Starters Will Graves and Marcus Ginyard missed time in early January before forward Tyler Zeller went out with a stress fracture that caused him to miss 10 games. With Zeller out the Tar Heels went just 2-8. And they were just 3-5 over the final eight games of the regular season without top overall player Ed Davis.
In all, Williams said eight of his players missed a combined 48 games.
“It sounds like an alibi,” he said. “It sounds like an excuse. But it’s one of the main reasons [we struggled].”
North Carolina’s 17 losses were the most of Williams’ career. Even though the chemistry wasn’t what it needed to be, Williams said he’s finished second-guessing himself about how he handled his team.

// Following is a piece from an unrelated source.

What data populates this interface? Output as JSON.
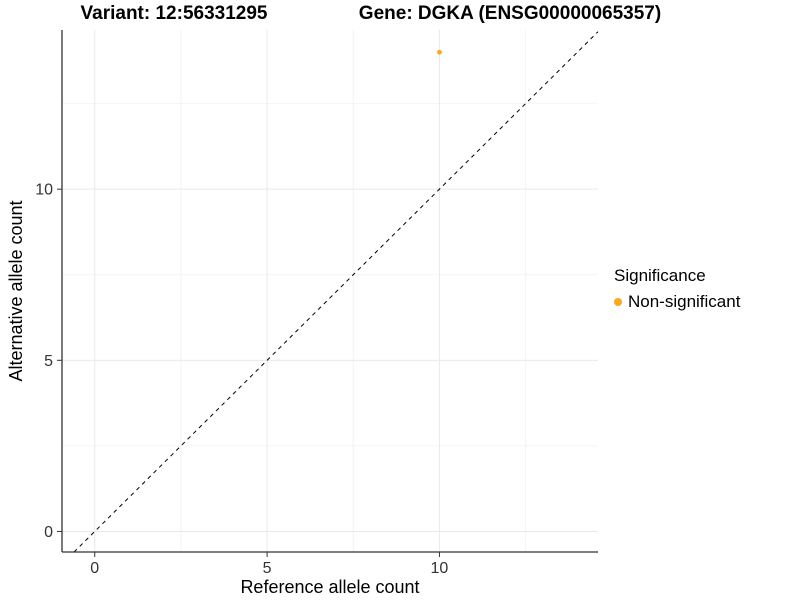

“If I had to do it over again, I would do almost everything exactly like we did,” he said. “I was not displeased with what we attempted to do. I just didn’t get our guys to do it well enough.”
Williams is hopeful that will change this season. Davis left after his sophomore year for the NBA. Ginyard graduated, Graves was kicked off the team and Travis and David Wear transferred to UCLA. Still, even with all of the departures, the 2010-11 Tar Heels will be much more talented than the previous outfit.
Much of that is because of the arrival of Barnes, a wing from Ames, Iowa who has left Williams awestruck during the first month of practice. Williams said last month that Barnes prepares harder and has even more intensity than former North Carolina standout Tyler Hansbrough. The example he sets has had an effect on the entire locker room.
“I’ve never been around a freshman that has this kind of intensity at this stage of his freshman year,” Williams said. “All three of the freshmen are mature. They’ve got a different feel about them than most freshmen do.”
Along with Barnes, Williams was referring to shooting guard Reggie Bullock and point guard Kendall Marshall. Bullock is an athletic scorer who will give the Tar Heels the 3-point threat they sorely lacked last season. Marshall will battle Larry Drew and Dexter Strickland for minutes at point guard.
Williams said the freshmen – along with the rest of North Carolina’s players – responded well to a rigorous offseason.
“I pushed them a lot harder,” Williams said. “Our conditioning was not very pleasant. A couple of guys said. ‘Oh, you’re going old school.’ A few guys said it was the hardest thing they’ve ever done.”
If North Carolina has one weakness it may be in the frontcourt. Zeller will be one of the top players in the league and John Henson is poised for a breakthrough season after coming on late as a freshman. But other than Alabama transfer Justin Knox, the Tar Heels lack depth because of the decision of the Wear twins to transfer.
Still, Williams is hoping his team’s ability to put the ball in the basket will make up for its deficiencies down low.
“Coaches love to talk about diving on the floor and drawing charges,” Williams said. “But that thing that hangs from the ceiling … is a scoreboard. And last year we couldn’t score. I think we’ll be able to score a lot more easily this year.”
It may not be enough to stop No. 1-ranked Duke, but hopefully the improved offense and renewed enthusiasm will be enough to erase the bitter memories that continue to linger from last season.
“I’m hopeful it made the players as hungry as it made me,” Williams said. “I’m hopeful it gave them the strength and stamina in the offseason to do more than they would have done I the past.
“I did not enjoy the offseason, and I hope they felt the same way about it.”